The dollar is narrowly softer against the majors as the new week begins. Kiwi and Swissie are outperforming, while Loonie and sterling are underperforming. EM currencies are mostly firmer. IDR and RUB are outperforming, while KRW and HKD are underperforming. MSCI Asia Pacific ex-Japan was up 0.3%, with Japan closed for a holiday. MSCI EM is up 0.5% so far today, with the Shanghai Composite rising 0.4%. Euro Stoxx 600 is flat near midday, while US futures are pointing to a higher open. 10-year UST yields are flat at 2.12%, while the 3-month to 10-year spread is flat to stand at -1 bp. Commodity prices are mixed, with Brent oil up 0.5%, copper flat, and gold flat.

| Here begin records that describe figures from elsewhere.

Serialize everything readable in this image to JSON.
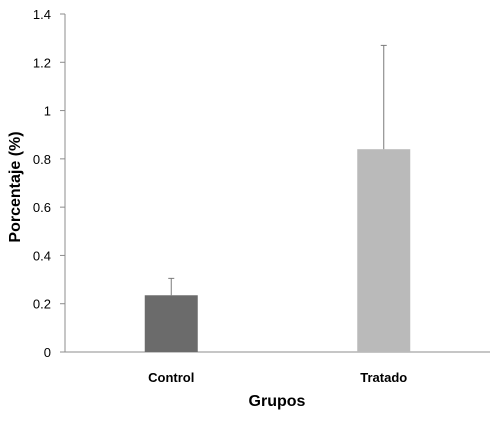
{
  "chart_data": {
    "type": "bar",
    "categories": [
      "Control",
      "Tratado"
    ],
    "values": [
      0.235,
      0.84
    ],
    "error_upper": [
      0.305,
      1.27
    ],
    "colors": [
      "#6b6b6b",
      "#bababa"
    ],
    "xlabel": "Grupos",
    "ylabel": "Porcentaje (%)",
    "ylim": [
      0,
      1.4
    ],
    "yticks": [
      {
        "value": 0,
        "label": "0"
      },
      {
        "value": 0.2,
        "label": "0.2"
      },
      {
        "value": 0.4,
        "label": "0.4"
      },
      {
        "value": 0.6,
        "label": "0.6"
      },
      {
        "value": 0.8,
        "label": "0.8"
      },
      {
        "value": 1.0,
        "label": "1"
      },
      {
        "value": 1.2,
        "label": "1.2"
      },
      {
        "value": 1.4,
        "label": "1.4"
      }
    ],
    "grid": false,
    "legend": "none"
  }
}
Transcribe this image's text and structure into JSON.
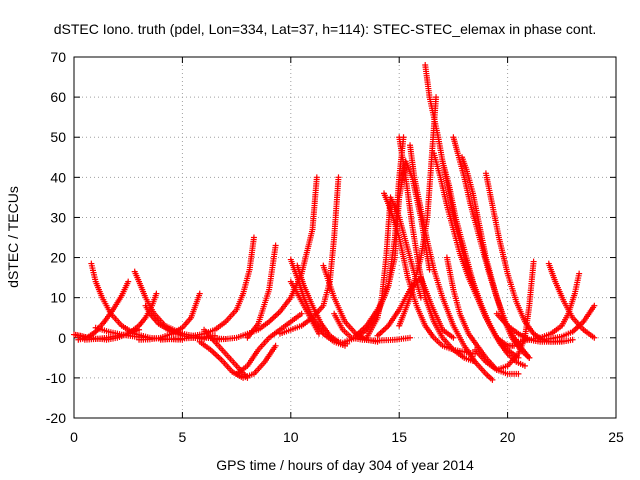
{
  "chart_data": {
    "type": "scatter",
    "title": "dSTEC Iono. truth (pdel, Lon=334, Lat=37, h=114): STEC-STEC_elemax in phase cont.",
    "xlabel": "GPS time / hours of day 304 of year 2014",
    "ylabel": "dSTEC  / TECUs",
    "xlim": [
      0,
      25
    ],
    "ylim": [
      -20,
      70
    ],
    "xticks": [
      0,
      5,
      10,
      15,
      20,
      25
    ],
    "yticks": [
      -20,
      -10,
      0,
      10,
      20,
      30,
      40,
      50,
      60,
      70
    ],
    "grid": true,
    "marker": "+",
    "color": "#ff0000",
    "series": [
      {
        "x": [
          0,
          0.3,
          0.6,
          1.0,
          1.4
        ],
        "y": [
          0.8,
          0.5,
          0.1,
          -0.2,
          -0.4
        ]
      },
      {
        "x": [
          0.8,
          1.0,
          1.3,
          1.7,
          2.2,
          2.8,
          3.5,
          4.2,
          5.0
        ],
        "y": [
          18.5,
          14,
          10,
          6,
          3,
          1,
          0,
          -0.3,
          -0.5
        ]
      },
      {
        "x": [
          0.2,
          0.6,
          1.0,
          1.4,
          1.8,
          2.2,
          2.5
        ],
        "y": [
          -0.5,
          0,
          1.5,
          4,
          7,
          10.5,
          14
        ]
      },
      {
        "x": [
          0.5,
          1.0,
          1.5,
          2.0,
          2.5,
          3.0
        ],
        "y": [
          -0.5,
          -0.3,
          0,
          0.5,
          1,
          2
        ]
      },
      {
        "x": [
          2.8,
          3.0,
          3.3,
          3.7,
          4.2,
          5.0,
          6.0,
          7.0
        ],
        "y": [
          16.5,
          14,
          10,
          6,
          3,
          1,
          0,
          -0.3
        ]
      },
      {
        "x": [
          1.0,
          1.6,
          2.2,
          2.8,
          3.4
        ],
        "y": [
          2.5,
          1.5,
          0.8,
          0.3,
          0
        ]
      },
      {
        "x": [
          1.5,
          2.0,
          2.5,
          3.0,
          3.3,
          3.6,
          3.8
        ],
        "y": [
          -0.5,
          0,
          1,
          3,
          5,
          8,
          11
        ]
      },
      {
        "x": [
          3.3,
          3.5,
          3.9,
          4.5,
          5.0,
          5.5,
          6.0
        ],
        "y": [
          8,
          6,
          3.5,
          1.5,
          0.5,
          0,
          -0.3
        ]
      },
      {
        "x": [
          3.0,
          3.5,
          4.0,
          4.5,
          5.0,
          5.4,
          5.8
        ],
        "y": [
          -0.5,
          -0.4,
          0,
          1,
          2.5,
          5,
          11
        ]
      },
      {
        "x": [
          4.0,
          4.5,
          5.0,
          5.5,
          6.0,
          6.5
        ],
        "y": [
          -0.5,
          -0.3,
          -0.2,
          0,
          0.2,
          0.5
        ]
      },
      {
        "x": [
          5.5,
          6.0,
          6.5,
          7.0,
          7.5,
          7.8,
          8.1,
          8.3
        ],
        "y": [
          0.5,
          1,
          2,
          4,
          7,
          11,
          17,
          25
        ]
      },
      {
        "x": [
          5.8,
          6.3,
          6.8,
          7.3,
          7.8,
          8.3,
          8.8,
          9.3
        ],
        "y": [
          -1,
          -3,
          -5.5,
          -8.5,
          -10,
          -9,
          -6,
          -2
        ]
      },
      {
        "x": [
          6.0,
          6.5,
          7.0,
          7.5,
          8.0
        ],
        "y": [
          2,
          -1,
          -4,
          -7,
          -10
        ]
      },
      {
        "x": [
          7.5,
          8.0,
          8.5,
          9.0,
          9.5,
          10.0,
          10.5
        ],
        "y": [
          -9,
          -7,
          -3,
          0,
          2,
          4,
          6
        ]
      },
      {
        "x": [
          6.5,
          7.0,
          7.5,
          8.0,
          8.5,
          9.0,
          9.5,
          10.0,
          10.5,
          11.0,
          11.2
        ],
        "y": [
          -0.5,
          -0.3,
          0,
          1,
          2,
          4,
          6.5,
          10,
          16,
          27,
          40
        ]
      },
      {
        "x": [
          8.0,
          8.5,
          9.0,
          9.3
        ],
        "y": [
          0,
          3.5,
          12,
          23
        ]
      },
      {
        "x": [
          10.0,
          10.3,
          10.6,
          11.0,
          11.5,
          12.0,
          12.5
        ],
        "y": [
          19.5,
          15,
          10,
          5,
          1,
          -1,
          -2
        ]
      },
      {
        "x": [
          10.3,
          10.6,
          11.0,
          11.4,
          11.8,
          12.2,
          12.6
        ],
        "y": [
          18,
          13,
          8,
          3.5,
          0.5,
          -1,
          -1.5
        ]
      },
      {
        "x": [
          9.5,
          10.0,
          10.5,
          11.0,
          11.5,
          11.8,
          12.0,
          12.2
        ],
        "y": [
          1,
          2,
          3,
          5,
          8,
          14,
          25,
          40
        ]
      },
      {
        "x": [
          10.0,
          10.5,
          11.0,
          11.3
        ],
        "y": [
          14,
          9,
          4,
          1
        ]
      },
      {
        "x": [
          11.5,
          12.0,
          12.5,
          13.0,
          13.5,
          14.0
        ],
        "y": [
          18,
          10,
          4,
          1,
          -0.5,
          -1
        ]
      },
      {
        "x": [
          12.0,
          12.4,
          12.8,
          13.3,
          14.0,
          14.8,
          15.5
        ],
        "y": [
          6,
          2,
          0,
          -0.5,
          -0.7,
          -0.5,
          0
        ]
      },
      {
        "x": [
          12.5,
          13.0,
          13.5,
          14.0,
          14.5,
          14.8,
          15.0,
          15.2
        ],
        "y": [
          -1,
          0,
          2,
          6,
          13,
          25,
          40,
          50
        ]
      },
      {
        "x": [
          13.0,
          13.5,
          14.0,
          14.3,
          14.5,
          14.8,
          15.0,
          15.3,
          15.6,
          16.0,
          16.4
        ],
        "y": [
          0.5,
          3,
          7,
          10,
          13,
          20,
          35,
          44,
          40,
          30,
          17
        ]
      },
      {
        "x": [
          13.5,
          14.0,
          14.2,
          14.4,
          14.6,
          15.0,
          15.5,
          16.0
        ],
        "y": [
          0,
          5,
          10,
          20,
          35,
          30,
          20,
          10
        ]
      },
      {
        "x": [
          14.0,
          14.5,
          15.0,
          15.5,
          16.0,
          16.5,
          17.0,
          17.5
        ],
        "y": [
          0.5,
          3,
          7,
          12,
          15,
          8,
          2,
          0
        ]
      },
      {
        "x": [
          14.3,
          14.6,
          15.0,
          15.4,
          15.8,
          16.2,
          16.6,
          17.0,
          17.5,
          18.0,
          18.5
        ],
        "y": [
          36,
          32,
          25,
          15,
          8,
          3,
          0,
          -2,
          -3,
          -3.5,
          -4
        ]
      },
      {
        "x": [
          15.0,
          15.3,
          15.6,
          15.9,
          16.2,
          16.6,
          17.0,
          17.5,
          18.0,
          18.5
        ],
        "y": [
          50,
          40,
          28,
          18,
          10,
          4,
          0,
          -3,
          -5,
          -6
        ]
      },
      {
        "x": [
          15.5,
          15.7,
          16.0,
          16.3,
          16.6,
          17.0,
          17.5,
          18.0,
          18.5,
          19.0,
          19.3
        ],
        "y": [
          48,
          40,
          32,
          24,
          17,
          10,
          3,
          -2,
          -6,
          -9,
          -10.5
        ]
      },
      {
        "x": [
          15.0,
          15.5,
          16.0,
          16.3,
          16.5,
          16.7
        ],
        "y": [
          3,
          10,
          20,
          30,
          45,
          60
        ]
      },
      {
        "x": [
          16.2,
          16.4,
          16.6,
          16.8,
          17.0,
          17.3,
          17.6,
          18.0,
          18.5,
          19.0,
          19.5,
          20.0,
          20.3
        ],
        "y": [
          68,
          60,
          55,
          50,
          44,
          36,
          28,
          20,
          12,
          5,
          0,
          -2,
          -2
        ]
      },
      {
        "x": [
          16.6,
          16.9,
          17.2,
          17.5,
          17.8,
          18.2,
          18.6,
          19.0,
          19.5,
          20.0,
          20.5
        ],
        "y": [
          46,
          40,
          33,
          27,
          21,
          15,
          10,
          5,
          0,
          -3,
          -5
        ]
      },
      {
        "x": [
          17.0,
          17.3,
          17.6,
          18.0,
          18.4,
          18.8,
          19.2,
          19.6,
          20.0,
          20.4,
          20.8
        ],
        "y": [
          44,
          38,
          30,
          22,
          14,
          8,
          3,
          -1,
          -4,
          -6,
          -7
        ]
      },
      {
        "x": [
          17.5,
          17.7,
          18.0,
          18.3,
          18.7,
          19.1,
          19.5,
          19.9,
          20.3,
          20.7,
          21.0
        ],
        "y": [
          50,
          46,
          40,
          33,
          25,
          17,
          10,
          4,
          0,
          -3,
          -5
        ]
      },
      {
        "x": [
          17.9,
          18.1,
          18.4,
          18.7,
          19.0,
          19.4,
          19.8,
          20.2,
          20.6,
          21.0
        ],
        "y": [
          45,
          42,
          36,
          28,
          20,
          12,
          5,
          0,
          -3,
          -5
        ]
      },
      {
        "x": [
          17.2,
          17.5,
          17.8,
          18.2,
          18.6,
          19.0,
          19.5,
          20.0,
          20.5
        ],
        "y": [
          20,
          12,
          6,
          1,
          -2,
          -5,
          -8,
          -9,
          -9
        ]
      },
      {
        "x": [
          19.0,
          19.3,
          19.6,
          20.0,
          20.4,
          20.8,
          21.2,
          21.6,
          22.0,
          22.5,
          23.0
        ],
        "y": [
          41,
          33,
          25,
          16,
          9,
          4,
          1,
          -0.5,
          -1,
          -1,
          -0.5
        ]
      },
      {
        "x": [
          18.5,
          19.0,
          19.5,
          20.0,
          20.5,
          20.8,
          21.0,
          21.2
        ],
        "y": [
          -3,
          -6,
          -8,
          -7,
          -4,
          0,
          8,
          19
        ]
      },
      {
        "x": [
          19.5,
          20.0,
          20.5,
          21.0,
          21.5,
          22.0,
          22.5
        ],
        "y": [
          6,
          3,
          1,
          -0.5,
          -1,
          -1,
          -0.8
        ]
      },
      {
        "x": [
          21.9,
          22.2,
          22.6,
          23.0,
          23.5,
          24.0
        ],
        "y": [
          18.5,
          14,
          9,
          5,
          2,
          0
        ]
      },
      {
        "x": [
          20.5,
          21.0,
          21.5,
          22.0,
          22.5,
          22.8,
          23.1,
          23.3
        ],
        "y": [
          -1,
          -0.5,
          0,
          1,
          3,
          6,
          11,
          16
        ]
      },
      {
        "x": [
          21.5,
          22.0,
          22.5,
          23.0,
          23.5,
          24.0
        ],
        "y": [
          -0.5,
          -0.2,
          0.3,
          1.5,
          4,
          8
        ]
      }
    ]
  }
}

The dollar remains under pressure after Powell’s testimony last week. While he seems to have cemented a 25 bp cut on July 31, we continue to believe that markets are overestimating Fed dovishness for the rest of the year. The implied yield on the January 2020 Fed Funds futures contract is currently around 1.71%, which nearly prices in three cuts in total for H2. The Fed’s Williams speaks today.

DXY is sitting on the 200-day moving average near 96.78 today. The 50% retracement objective of the June-July bounce is just below that at 96.715. However, a break of the 62% objective near 96.51 is needed to signal a deeper move towards the June 25 low near 95.843. we remain bullish on the dollar but acknowledge that further near-term losses are likely until the market recalibrates Fed easing expectations.

The first of the regional Fed manufacturing surveys for July will be reported today. The Empire survey is seen rebounding to 2.0 from -8.6 in June. Philly Fed reports Thursday and is expected to rebound to 5.0 from 0.3 in June. While a recovery from the weak June readings is certainly welcome, US manufacturing remains vulnerable to the ongoing US-China trade tensions.

There are some signs that US recession fears are receding. The US 10-year yield stands near 2.12%, the highest since mid-June. More importantly, the 3-month to 10-year spread is nearly flat, reversing the deep inversion to -25 bp earlier this month. As we have long suspected, the spread is likely to move back into positive territory on signs that the US economy remains in solid shape. Higher than expected CPI and PPI readings for June didn’t hurt either.

China data have come in mixed for June. Exports contracted -1.3% y/y and imports by -7.3% y/y, while aggregate finance rose CNY2.26 trln vs. CNY1.9 trln expected. IP rose 6.3% y/y vs. 5.2% expected, while retail sales rose 9.8% y/y vs. 8.5% expected. Lastly, Q2 GDP slowed to 6.2% y/y, as expected.

Weak June data from emerging Asia support the notion that the ongoing US-China trade war will continue to weigh on global growth and trade. That is clearly negative for EM, though for now, the dovish Fed stance is supportive of risk assets in general. We remain cautious on EM as more weak data is expected this week and especially given our less dovish take on the Fed.

Colombia reports May manufacturing production and retail sales. The former is expected to rise 4.2% y/y and the latter by 5.0% y/y. While inflation remains in the top half of the 2-4% target range, the sluggish economy should keep rates on hold in H2. Next central bank meeting is July 26, no change is expected then.

Israel reports June CPI, which is expected to rise 1.2% y/y vs. 1.5% in May. If so, inflation would move closer to the bottom of the 1-3% target range. Next central bank meeting is August 29, no change is expected then.